While cultures vary considerably, they share the same defensive psychological function: to provide meaning and value and in so doing bestow psychological equanimity in the face of death. All cultural worldviews can ultimately be viewed as shared fictions, in the sense that none of them are likely to be literally true, and their existence is generally sustained by social consensus. Individuals surrounded by people believing the same things as themselves can be quite confident of the veracity of their beliefs. However, when one encounters people with different beliefs, this is posited to pose a challenge to one’s death-denying belief systems; TMT proposes that this challenge is a primary reason that people are generally quite uncomfortable around, and hostile toward, those who are different. Additionally, because no symbolic cultural construction can actually overcome the physical reality of death, residual anxiety might well be unconsciously projected onto other groups of individuals as scapegoats, who are designated all-encompassing repositories of evil. Thus, responses to people with different beliefs might be to scapegoat them or berate them, or try to convert them to one’s own system of beliefs. In some instances, these dynamics might well lead to terrorism, war, and killing.

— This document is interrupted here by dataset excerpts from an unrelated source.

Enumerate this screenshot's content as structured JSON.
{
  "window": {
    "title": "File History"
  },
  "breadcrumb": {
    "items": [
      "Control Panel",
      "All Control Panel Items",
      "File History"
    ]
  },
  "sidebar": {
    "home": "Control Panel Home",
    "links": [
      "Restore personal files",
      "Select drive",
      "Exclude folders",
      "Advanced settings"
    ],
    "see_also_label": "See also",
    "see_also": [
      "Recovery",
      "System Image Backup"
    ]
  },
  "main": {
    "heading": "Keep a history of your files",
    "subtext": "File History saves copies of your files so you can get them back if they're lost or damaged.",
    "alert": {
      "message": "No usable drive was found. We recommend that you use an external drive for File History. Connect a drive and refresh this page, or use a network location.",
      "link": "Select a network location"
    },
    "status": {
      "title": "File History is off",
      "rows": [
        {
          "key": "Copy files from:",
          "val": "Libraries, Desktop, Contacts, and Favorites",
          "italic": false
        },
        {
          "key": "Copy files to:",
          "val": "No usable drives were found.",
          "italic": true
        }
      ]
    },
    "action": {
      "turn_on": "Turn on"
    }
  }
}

Empirical support for TMT (see Solomon, Greenberg, and Pyszczynski [2004] for a recent review) has been obtained in over two hundred experiments, primarily by demonstrating that reminders of death (mortality salience) instigate cultural worldview defense. For example, after a mortality salience induction, Christian participants reminded of death liked fellow Christians more and Jewish people less, Germans sat further away from a Turkish person and closer to a fellow German, and people were more physically aggressive toward someone with different political beliefs. Research conducted after September 11, 2001, demonstrated that reminders of death or the events of 9/11 increased Americans’ support for President George W. Bush and his policies in Iraq and conservative Americans’ support for the use of nuclear and chemical weapons in preemptive military strikes. Additionally, Iranians reminded of death were more supportive of suicide bombers and more willing to engage in martyrdom actions.

Most recently, TMT theorists have been devising ways to minimize or eliminate the adverse effects of death denial while exploring how confrontations with mortality can elicit what is most noble in the human animal.

Bibliography:

  1. Solomon, Sheldon, Jeff Greenberg, and Tom Pyszczynski. 1991. A Terror Management Theory of Social Behavior: The Psychological Functions of Self-Esteem and Cultural Worldviews. In Advances in Experimental Social Psychology,vol. 24, ed. Mark Zanna, 93–159. Orlando, FL: Academic Press.
  2. Solomon, Sheldon, Jeff Greenberg, and Tom Pyszczynski. 2004. The Cultural Animal: Twenty Years of Terror Management Theory and Research. In Handbook of Experimental Existential Psychology, eds. Jeff Greenberg, Sander L. Koole, and Tom Pyszczynski, 13–34. New York: Guilford Press.